Rather than take the time to survey all the possible meanings of “judicial activism” – and assuming you do not wish to abandon the term entirely as I would favor – let me offer and then defend my own definition: When speaking of constitutional adjudication, it is activist for courts to adopt doctrines that contradict the text of the Constitution either to uphold or nullify a law.  In sum, it is activist for courts to substitute for the relevant constitutional provision another provision that they think, for whatever reason, is preferable. According to this definition, it is not judicial activism to strike down a statute that violates the text of the Constitution. To the contrary, it would be activist to do nothing in the face of legislation that runs afoul of the written Constitution.

I believe that most people, including most participants in this Symposium, would accept this definition of judicial activism upon reflection. Most everyone thinks courts should find a statute unconstitutional when it contradicts what the Constitution says. Where disagreements would, should, and do arise is over what the Constitution (or statute) actually requires; and part of this disagreement is over how the meaning of the Constitution should be determined.

I am of the view that the courts and Congress should respect the original meaning of the Constitution where that meaning can be determined. I also think that, when the meaning is vague or where the text authorizes supplementation, as it does for example in the Ninth Amendment and the Privileges or Immunities Clause of the Fourteenth Amendment, there is room for discretionary choices and a need for judges to formulate constitutional doctrines to put these clauses into effect.

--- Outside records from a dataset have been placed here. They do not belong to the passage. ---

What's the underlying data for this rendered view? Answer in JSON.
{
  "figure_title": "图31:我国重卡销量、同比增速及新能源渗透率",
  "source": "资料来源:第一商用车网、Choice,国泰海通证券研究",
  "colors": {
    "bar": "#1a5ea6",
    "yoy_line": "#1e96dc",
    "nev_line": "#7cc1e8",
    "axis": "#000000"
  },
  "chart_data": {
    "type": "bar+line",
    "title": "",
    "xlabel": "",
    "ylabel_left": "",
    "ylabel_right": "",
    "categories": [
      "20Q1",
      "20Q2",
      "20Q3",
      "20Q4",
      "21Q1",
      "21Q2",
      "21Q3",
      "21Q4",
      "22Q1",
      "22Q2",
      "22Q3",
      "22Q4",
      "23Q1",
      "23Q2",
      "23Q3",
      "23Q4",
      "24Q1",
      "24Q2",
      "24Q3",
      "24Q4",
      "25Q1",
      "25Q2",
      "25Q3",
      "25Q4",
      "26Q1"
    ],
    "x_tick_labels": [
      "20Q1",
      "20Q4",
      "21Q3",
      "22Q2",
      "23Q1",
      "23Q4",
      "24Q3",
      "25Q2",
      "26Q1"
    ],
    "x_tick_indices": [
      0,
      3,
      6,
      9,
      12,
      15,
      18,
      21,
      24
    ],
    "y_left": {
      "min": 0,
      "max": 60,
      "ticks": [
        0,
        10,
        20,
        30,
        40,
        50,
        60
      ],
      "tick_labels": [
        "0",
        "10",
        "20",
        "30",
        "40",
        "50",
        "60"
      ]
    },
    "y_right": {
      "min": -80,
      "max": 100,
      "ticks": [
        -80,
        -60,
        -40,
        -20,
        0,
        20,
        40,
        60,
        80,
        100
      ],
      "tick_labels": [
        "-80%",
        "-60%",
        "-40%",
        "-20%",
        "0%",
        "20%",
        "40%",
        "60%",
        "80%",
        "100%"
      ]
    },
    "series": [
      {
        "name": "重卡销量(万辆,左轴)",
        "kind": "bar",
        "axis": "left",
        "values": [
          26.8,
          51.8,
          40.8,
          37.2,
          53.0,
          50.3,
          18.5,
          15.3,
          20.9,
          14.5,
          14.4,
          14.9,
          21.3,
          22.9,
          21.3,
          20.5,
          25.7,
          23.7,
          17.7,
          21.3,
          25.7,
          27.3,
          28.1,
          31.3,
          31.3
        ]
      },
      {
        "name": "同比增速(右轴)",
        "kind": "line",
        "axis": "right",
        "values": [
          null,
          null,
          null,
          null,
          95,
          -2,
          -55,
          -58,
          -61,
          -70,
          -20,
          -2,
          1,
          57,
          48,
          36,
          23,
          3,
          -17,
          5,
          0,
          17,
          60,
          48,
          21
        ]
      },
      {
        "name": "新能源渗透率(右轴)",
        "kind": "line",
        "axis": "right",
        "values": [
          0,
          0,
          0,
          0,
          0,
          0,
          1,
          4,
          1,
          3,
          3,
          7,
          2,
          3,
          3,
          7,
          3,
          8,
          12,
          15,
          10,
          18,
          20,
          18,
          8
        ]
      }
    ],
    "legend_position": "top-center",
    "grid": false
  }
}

Here is how the essay ends:

I am not claiming that the present Supreme Court has never acted in an activist fashion as I have defined the term. As was discussed in Part I, from an originalist perspective, there are actually two distinct types of activism that can apply to judicial decisions that deviate from the text of the Constitution: decisions with activist results and those opinions employing activist methods. The first is when the result of a given case contradicts the original meaning of the text. The second is when judges do not even try to discern the original meaning of the text.

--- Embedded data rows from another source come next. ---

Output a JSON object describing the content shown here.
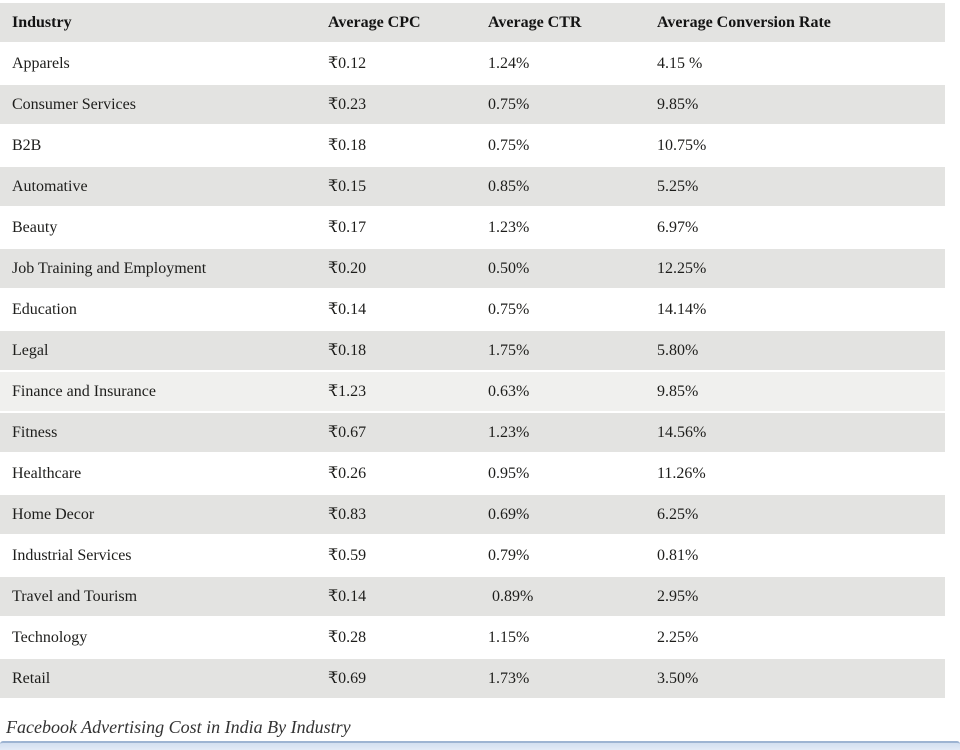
{
  "caption": "Facebook Advertising Cost in India By Industry",
  "colors": {
    "row_gray": "#e3e3e1",
    "row_light": "#f0f0ee",
    "row_white": "#ffffff",
    "text": "#1d1d1b",
    "scrollbar_fill": "#dce6f3",
    "scrollbar_border": "#9db4d2"
  },
  "chart_data": {
    "type": "table",
    "title": "Facebook Advertising Cost in India By Industry",
    "columns": [
      "Industry",
      "Average CPC",
      "Average CTR",
      "Average Conversion Rate"
    ],
    "rows": [
      [
        "Apparels",
        "₹0.12",
        "1.24%",
        "4.15 %"
      ],
      [
        "Consumer Services",
        "₹0.23",
        "0.75%",
        "9.85%"
      ],
      [
        "B2B",
        "₹0.18",
        "0.75%",
        "10.75%"
      ],
      [
        "Automative",
        "₹0.15",
        "0.85%",
        "5.25%"
      ],
      [
        "Beauty",
        "₹0.17",
        "1.23%",
        "6.97%"
      ],
      [
        "Job Training and Employment",
        "₹0.20",
        "0.50%",
        "12.25%"
      ],
      [
        "Education",
        "₹0.14",
        "0.75%",
        "14.14%"
      ],
      [
        "Legal",
        "₹0.18",
        "1.75%",
        "5.80%"
      ],
      [
        "Finance and Insurance",
        "₹1.23",
        "0.63%",
        "9.85%"
      ],
      [
        "Fitness",
        "₹0.67",
        "1.23%",
        "14.56%"
      ],
      [
        "Healthcare",
        "₹0.26",
        "0.95%",
        "11.26%"
      ],
      [
        "Home Decor",
        "₹0.83",
        "0.69%",
        "6.25%"
      ],
      [
        "Industrial Services",
        "₹0.59",
        "0.79%",
        "0.81%"
      ],
      [
        "Travel and Tourism",
        "₹0.14",
        " 0.89%",
        "2.95%"
      ],
      [
        "Technology",
        "₹0.28",
        "1.15%",
        "2.25%"
      ],
      [
        "Retail",
        "₹0.69",
        "1.73%",
        "3.50%"
      ]
    ],
    "row_shades": [
      "white",
      "gray",
      "white",
      "gray",
      "white",
      "gray",
      "white",
      "gray",
      "light",
      "gray",
      "white",
      "gray",
      "white",
      "gray",
      "white",
      "gray"
    ],
    "legend_position": "none",
    "grid": false
  }
}
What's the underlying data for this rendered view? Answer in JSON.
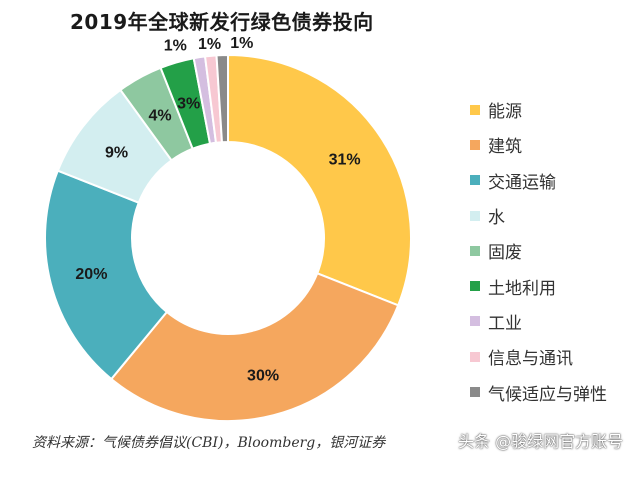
{
  "chart_data": {
    "type": "pie",
    "title": "2019年全球新发行绿色债券投向",
    "categories": [
      "能源",
      "建筑",
      "交通运输",
      "水",
      "固废",
      "土地利用",
      "工业",
      "信息与通讯",
      "气候适应与弹性"
    ],
    "values": [
      31,
      30,
      20,
      9,
      4,
      3,
      1,
      1,
      1
    ],
    "labels": [
      "31%",
      "30%",
      "20%",
      "9%",
      "4%",
      "3%",
      "1%",
      "1%",
      "1%"
    ],
    "colors": [
      "#FFC84A",
      "#F5A75E",
      "#4BAFBC",
      "#D3EEF0",
      "#8EC8A0",
      "#23A048",
      "#D4BEE0",
      "#F7C8D2",
      "#8A8A8A"
    ],
    "legend_position": "right",
    "donut": true
  },
  "source": "资料来源：气候债券倡议(CBI)，Bloomberg，银河证券",
  "watermark": "头条 @骏绿网官方账号"
}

Given that the Rehnquist Court largely continues to adhere to the doctrines of the past sixty years, I have no doubt that it does engage in the first sort of activism all the time. Moreover, the Rehnquist Court rarely employs an originalist method. Even in Lopez itself, Justice Rehnquist (unlike Justice Thomas) did not base his decision on the original meaning of the Commerce Clause, choosing instead to rely on “first principles” while trying to remain consistent with New Deal decisions. Nevertheless, the result reached by the Court in Lopez and Morrison were much closer to the original meaning of the Commerce Clause than any case in the previous sixty years. The irony is that the Court is being criticized as activist in the few areas where its results have come closer to the original meaning of the text than any Supreme Court in recent memory – that is, where it has acted in a less activist manner.

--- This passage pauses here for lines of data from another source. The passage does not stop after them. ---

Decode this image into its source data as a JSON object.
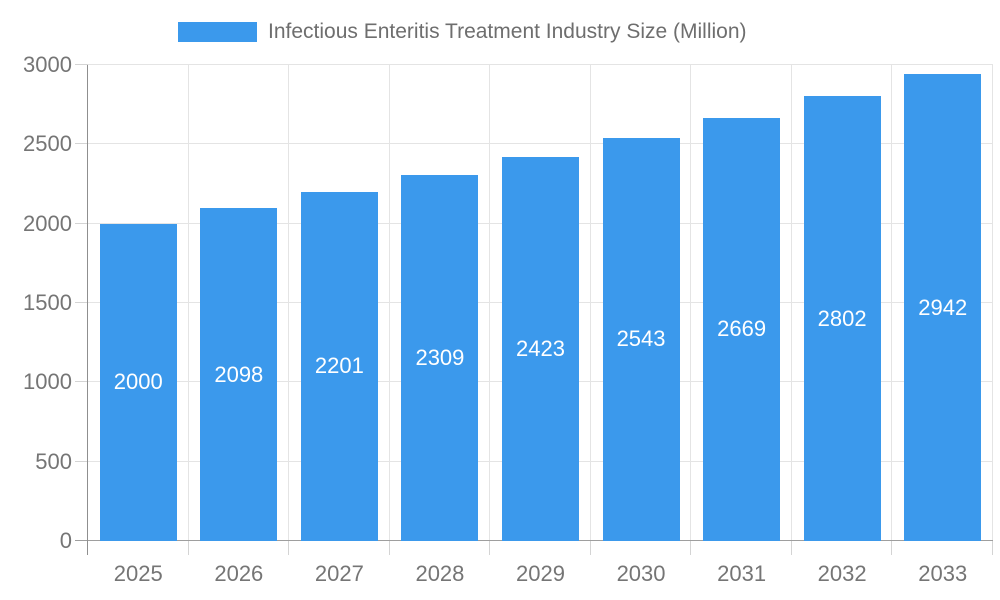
{
  "chart_data": {
    "type": "bar",
    "title": "Infectious Enteritis Treatment Industry Size (Million)",
    "categories": [
      "2025",
      "2026",
      "2027",
      "2028",
      "2029",
      "2030",
      "2031",
      "2032",
      "2033"
    ],
    "values": [
      2000,
      2098,
      2201,
      2309,
      2423,
      2543,
      2669,
      2802,
      2942
    ],
    "xlabel": "",
    "ylabel": "",
    "ylim": [
      0,
      3000
    ],
    "ytick_interval": 500,
    "yticks": [
      0,
      500,
      1000,
      1500,
      2000,
      2500,
      3000
    ],
    "grid": true,
    "legend_position": "top",
    "bar_labels_inside": true
  },
  "colors": {
    "bar": "#3b99ec",
    "bar_label": "#ffffff",
    "axis_text": "#757575",
    "legend_text": "#6e6e6e",
    "gridline": "#e4e4e4",
    "axis_line": "#8f8f8f",
    "baseline": "#9e9e9e",
    "minor_tick": "#d4d4d4"
  }
}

Of course, you are free to reject the conception of “judicial activism” I am proposing and to advocate a power in Congress or the courts (or both) that allows them to change the meaning of the Constitution with the times and reach results you think are better. If you do, however, you have no basis to criticize the Supreme Court’s Commerce Clause cases as “activist” – unless you also adopt a conception of “judicial activism” that applies whenever a court strikes down any law enacted by a legislature. But this would be a conception of “judicial activism” that would call into question the entire practice of judicial review. Few would embrace this conception of judicial activism except hypocritically to criticize a Court for those decisions with which they disagree.

My preferred position is to drop all uses of “judicial activism” as a way of characterizing a judicial opinion with which you disagree.  But so long as I am forced to use or react to the term, I will see your definition and raise mine.